Les choses auraient pu s’arrêter là pour plusieurs raisons, dont la moindre n’est pas que la pénicilline était très difficile à produire en quantité et, bien que les chercheurs aient obtenu des résultats spectaculaires par la suite, il a fallu attendre la Seconde Guerre mondiale pour que la pénicilline devienne un médicament miracle, avec la découverte d’une souche de Penicillium provenant des États-Unis, qui poussait sur des cantaloups et produisait des niveaux élevés de pénicilline.
Avec le soutien du ministère américain de la guerre, de nouvelles méthodes de production ont été mises au point et, en 1944, quelque 2,3 millions de doses étaient disponibles pour l’invasion alliée en Normandie et 646 milliards d’unités ont été produites en 1945. En conséquence, le nombre de décès et d’amputations parmi les soldats a été réduit de 15 %, ce qui a grandement contribué à l’effort de guerre et à la défaite des puissances de l’Axe.
Depuis cette époque, des échantillons du Pénicillium original ont été conservés à l’Imperial College London, mais lorsqu’une équipe comprenant des scientifiques du Collège, du Centre for Agricultural Bioscience International (CABI) et de l’Université d’Oxford a commencé une série d’expériences avec l’un de ces échantillons, elle a découvert que le génome de la moisissure original n’avait jamais été séquencé.
Culture de moisissure de Penicillium. (CABI)
Pour corriger cet oubli, l’équipe a extrait l’ADN de l’échantillon lyophilisé, a examiné la séquence et l’a comparée aux génomes publiés de deux souches industrielles de Penicillium provenant d’Amérique. Plus précisément, ils ont examiné les gènes qui permettent au champignon de produire de la pénicilline et ceux qui régulent les enzymes en général.

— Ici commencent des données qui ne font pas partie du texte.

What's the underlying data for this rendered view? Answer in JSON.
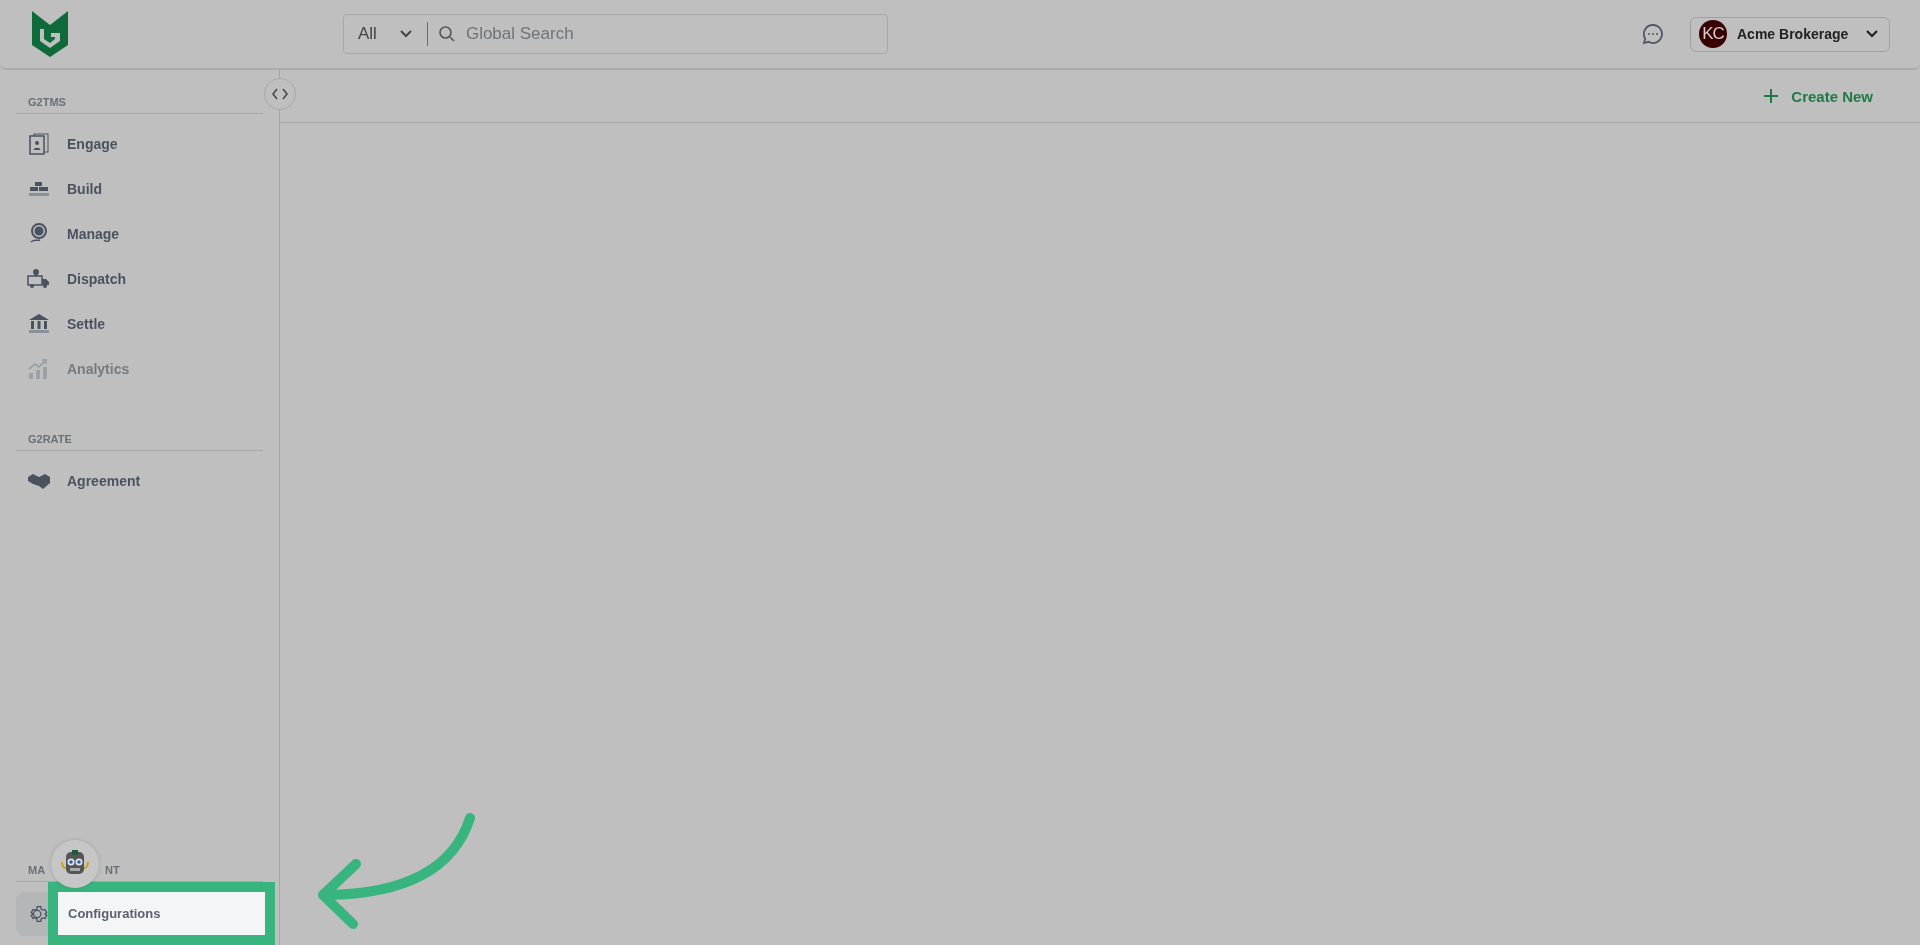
{
  "header": {
    "search_scope": "All",
    "search_placeholder": "Global Search",
    "account": {
      "initials": "KC",
      "name": "Acme Brokerage"
    }
  },
  "toolbar": {
    "create_button": "Create New"
  },
  "sidebar": {
    "sections": [
      {
        "title": "G2TMS",
        "items": [
          {
            "label": "Engage",
            "disabled": false
          },
          {
            "label": "Build",
            "disabled": false
          },
          {
            "label": "Manage",
            "disabled": false
          },
          {
            "label": "Dispatch",
            "disabled": false
          },
          {
            "label": "Settle",
            "disabled": false
          },
          {
            "label": "Analytics",
            "disabled": true
          }
        ]
      },
      {
        "title": "G2RATE",
        "items": [
          {
            "label": "Agreement",
            "disabled": false
          }
        ]
      }
    ],
    "management": {
      "heading_parts": [
        "MA",
        "NT"
      ],
      "tooltip": "Configurations"
    }
  }
}
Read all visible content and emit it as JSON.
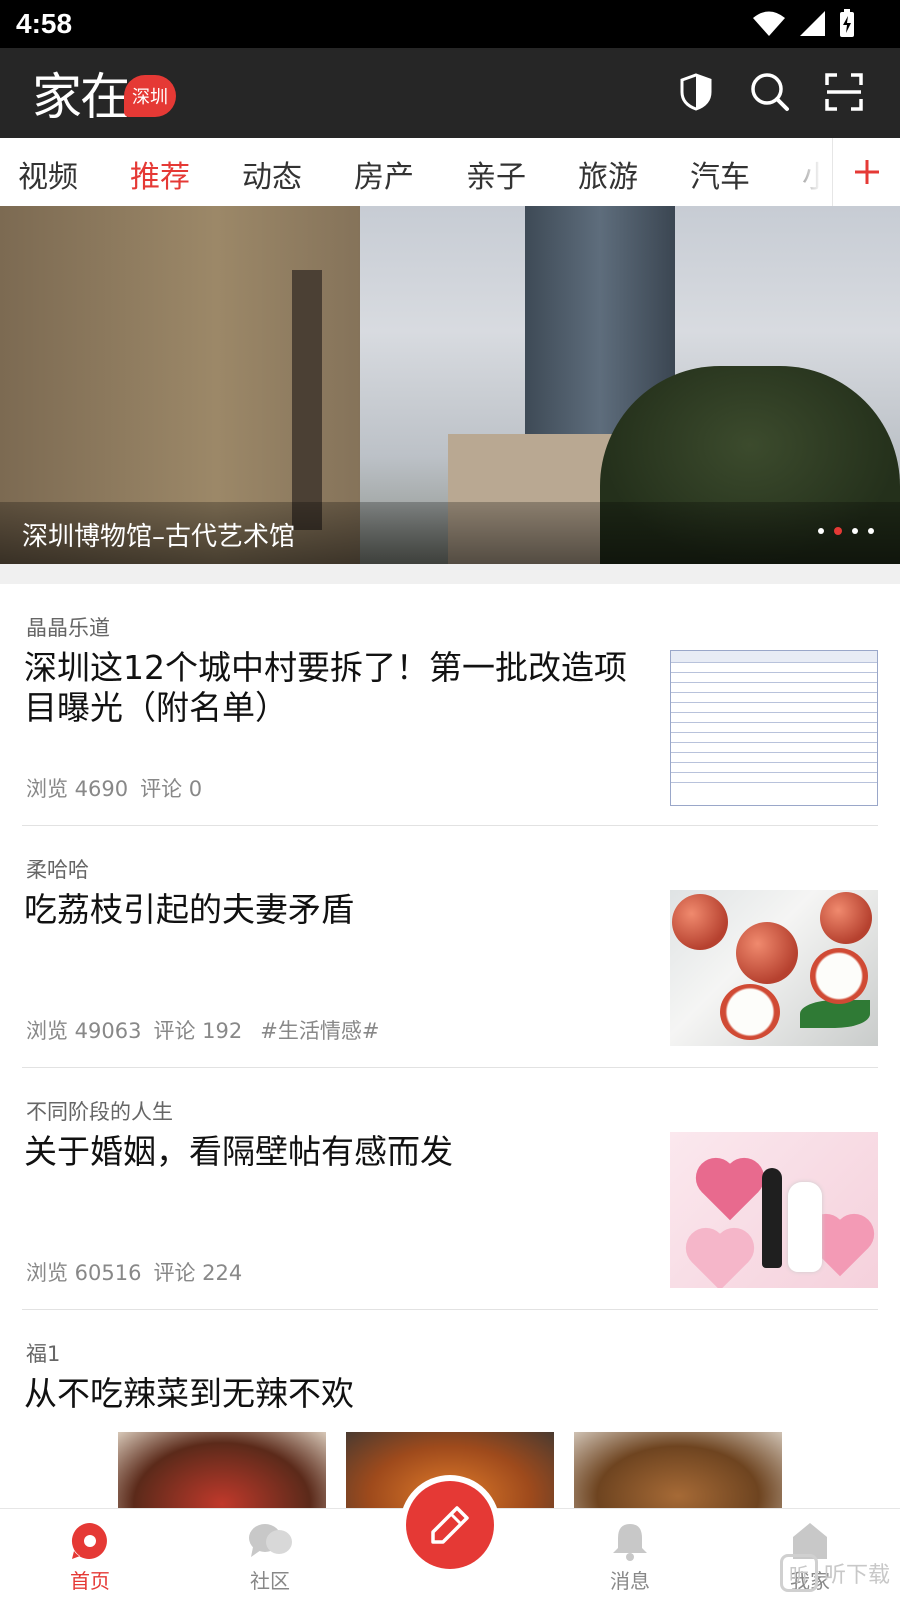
{
  "status_bar": {
    "time": "4:58"
  },
  "header": {
    "logo_text": "家在",
    "city_badge": "深圳"
  },
  "tabs": [
    {
      "label": "视频",
      "active": false
    },
    {
      "label": "推荐",
      "active": true
    },
    {
      "label": "动态",
      "active": false
    },
    {
      "label": "房产",
      "active": false
    },
    {
      "label": "亲子",
      "active": false
    },
    {
      "label": "旅游",
      "active": false
    },
    {
      "label": "汽车",
      "active": false
    },
    {
      "label": "小",
      "active": false
    }
  ],
  "banner": {
    "title": "深圳博物馆–古代艺术馆",
    "dot_count": 4,
    "active_dot": 2
  },
  "feed": [
    {
      "author": "晶晶乐道",
      "title": "深圳这12个城中村要拆了！第一批改造项目曝光（附名单）",
      "views": "浏览 4690",
      "comments": "评论 0",
      "tag": ""
    },
    {
      "author": "柔哈哈",
      "title": "吃荔枝引起的夫妻矛盾",
      "views": "浏览 49063",
      "comments": "评论 192",
      "tag": "#生活情感#"
    },
    {
      "author": "不同阶段的人生",
      "title": "关于婚姻，看隔壁帖有感而发",
      "views": "浏览 60516",
      "comments": "评论 224",
      "tag": ""
    },
    {
      "author": "福1",
      "title": "从不吃辣菜到无辣不欢"
    }
  ],
  "bottom_nav": {
    "home": "首页",
    "community": "社区",
    "messages": "消息",
    "mine": "我家"
  },
  "watermark": {
    "icon_text": "听",
    "text": "听下载"
  },
  "colors": {
    "accent": "#e53935",
    "header_bg": "#262626"
  }
}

Ils ont découvert que bien que les souches britanniques et américaines aient un code génétique similaire, les souches américaines disposaient de plus de copies des gènes régulateurs pour la production de pénicilline. Cependant, les enzymes productrices de pénicilline des deux souches étaient différentes, ce qui indique que leurs ancêtres sauvages ont évolué naturellement pour produire des enzymes différentes.
Selon l’équipe, c’est important, car les antibiotiques comme la pénicilline sont devenus de plus en plus inefficaces à mesure que les bactéries développaient une résistance à leur égard (bactéries multirésistantes). Comme les souches américaines et britanniques ont évolué différemment pour lutter contre les bactéries locales, l’étude des différences et de leur origine pourrait fournir des indices pour améliorer la production de pénicilline.

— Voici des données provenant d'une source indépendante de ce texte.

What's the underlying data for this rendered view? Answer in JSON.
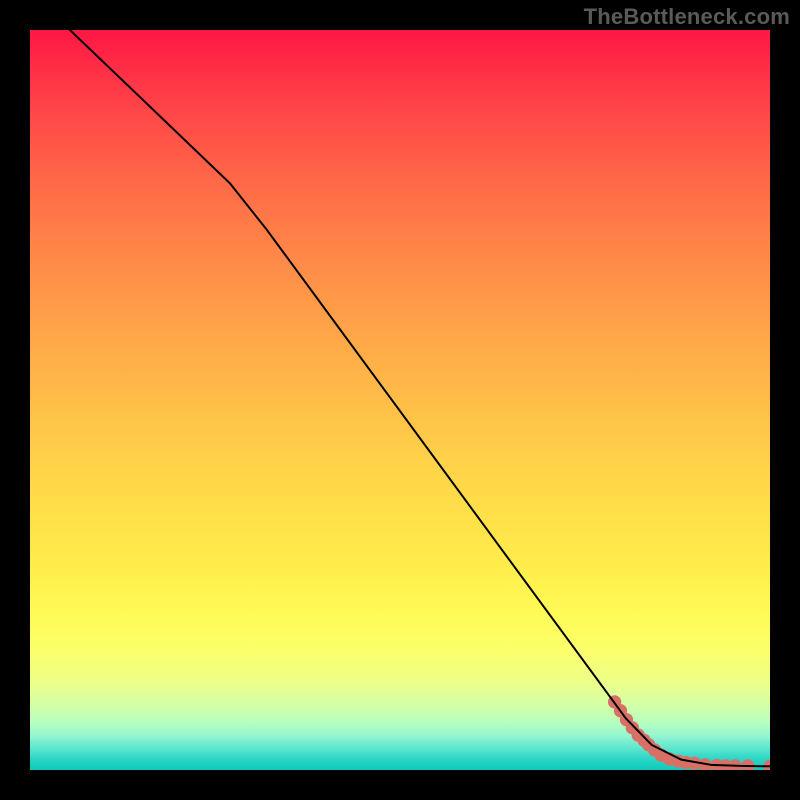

Selon Ayush Pathak, du département des sciences de la vie de l’Imperial College London :
Nos recherches pourraient contribuer à inspirer de nouvelles solutions pour combattre la résistance aux antibiotiques. La production industrielle de pénicilline s’est concentrée sur la quantité produite, et les étapes utilisées pour améliorer artificiellement la production ont conduit à des changements dans le nombre de gènes.

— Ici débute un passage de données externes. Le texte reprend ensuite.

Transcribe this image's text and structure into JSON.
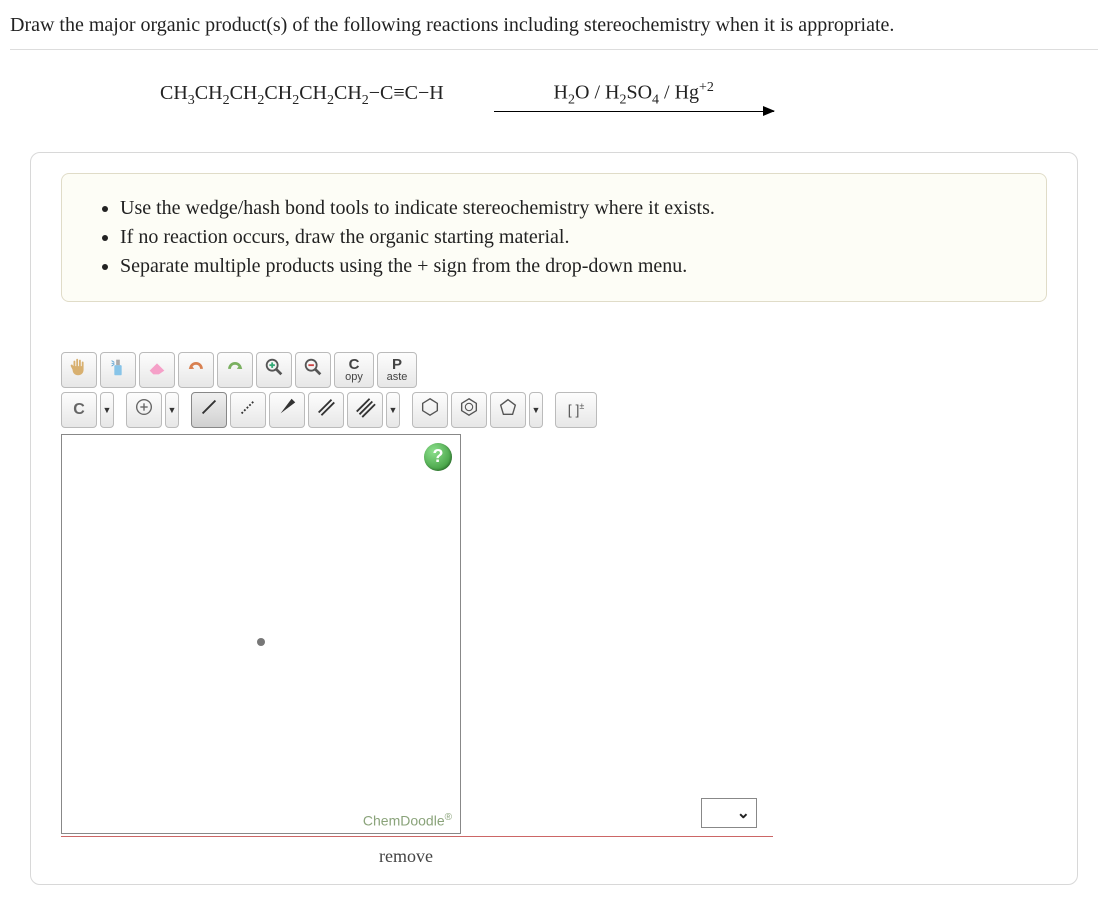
{
  "question": "Draw the major organic product(s) of the following reactions including stereochemistry when it is appropriate.",
  "reaction": {
    "reactant_html": "CH<sub>3</sub>CH<sub>2</sub>CH<sub>2</sub>CH<sub>2</sub>CH<sub>2</sub>CH<sub>2</sub>−C≡C−H",
    "conditions_html": "H<sub>2</sub>O / H<sub>2</sub>SO<sub>4</sub> / Hg<sup>+2</sup>"
  },
  "instructions": [
    "Use the wedge/hash bond tools to indicate stereochemistry where it exists.",
    "If no reaction occurs, draw the organic starting material.",
    "Separate multiple products using the + sign from the drop-down menu."
  ],
  "toolbar_row1": {
    "move": "✋",
    "clear": "🧴",
    "erase": "◧",
    "undo": "↶",
    "redo": "↷",
    "zoom_in": "⊕",
    "zoom_out": "⊖",
    "copy_top": "C",
    "copy_bottom": "opy",
    "paste_top": "P",
    "paste_bottom": "aste"
  },
  "toolbar_row2": {
    "element": "C",
    "charge": "⊕",
    "single_bond": "/",
    "dotted_bond": "⋰",
    "wedge_bond": "◢",
    "double_bond": "⫽",
    "triple_bond": "⫴",
    "hexagon": "⬡",
    "benzene": "⌬",
    "pentagon": "⬠",
    "bracket": "[ ]±"
  },
  "canvas": {
    "help": "?",
    "brand": "ChemDoodle",
    "brand_suffix": "®"
  },
  "plus_menu_caret": "⌄",
  "remove_label": "remove"
}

Mais il est possible que les méthodes industrielles aient manqué certaines solutions pour optimiser la conception de la pénicilline, et nous pouvons tirer des enseignements des réponses naturelles à l’évolution de la résistance aux antibiotiques.
L’étude publiée dans Scientific Reports : Comparative genomics of Alexander Fleming’s original Penicillium isolate (IMI 15378) reveals sequence divergence of penicillin synthesis genes et présentée sur le site de l’Imperial College London : Genome of Alexander Fleming’s original penicillin-producing mould sequenced.